Riteniamo però, che per quanto siano fondati i dubbi, da una parte di chi teme la destabilizzazione del Governo, dall’altra di chi vede il pericolo che la bocciatura di questo taglio possa rappresentare l’epitaffio definitivo sul tentativo di costruire un’alleanza organica tra le forze politiche che compongono la maggioranza di Governo, questi non possano in alcun modo compensare gli effetti che un taglio lineare e svincolato da un quadro complessivo e coerente di riforme possa avere sulla qualità della democrazia e della politica del nostro Paese.
Questo perché – e veniamo al merito – ancora prima del risparmio irrisorio, prima dello squilibrio oggettivo tra elettori ed eletti, prima dell’amputazione della rappresentanza che le realtà più periferiche e le minoranze politiche rischiano di subire, è per noi dirimente come sia evidente che al fondo delle motivazioni che hanno ispirato il taglio si trovi la risposta ad una pulsione antipolitica, che pure è oggettivamente presente nella nostra società.
Pulsione che siamo convinti sia giusto combattere, non assecondare.
Prima che meno politici, infatti, questa riforma trasmette il messaggio che c’è bisogno di meno politica. Un’idea a cui, nel corso degli ultimi anni, abbiamo per troppe volte prestato il fianco nel tentativo di recuperare consenso.
A questo non è servita l’elezione di secondo grado dei consigli provinciali, la riduzione dei consigli regionali, come l’abolizione del finanziamento pubblico ai partiti.
Su questa strada non abbiamo prodotto una politica migliore, né una politica più “vicina al popolo”. Abbiamo, invece, consegnato alle giovani generazioni una politica esclusiva, appannaggio di pochi. Sacrificandone la rappresentanza.
Ci chiediamo, dunque, perché contribuire a rafforzare questa cultura?

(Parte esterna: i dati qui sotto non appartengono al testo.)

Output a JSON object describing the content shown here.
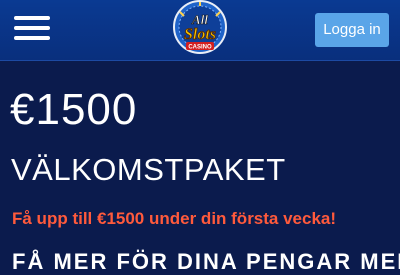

Non ci sfugge che schierarsi contro il taglio può significare posizionarsi contro vento in larghi strati della nostra società e della nostra generazione. Ma a maggior ragione crediamo sia necessario farlo.
Pensiamo sia necessario, anche al di là dell’esito referendario, condurre una battaglia culturale per non consegnare la politica e la democrazia alle ragioni della demagogia.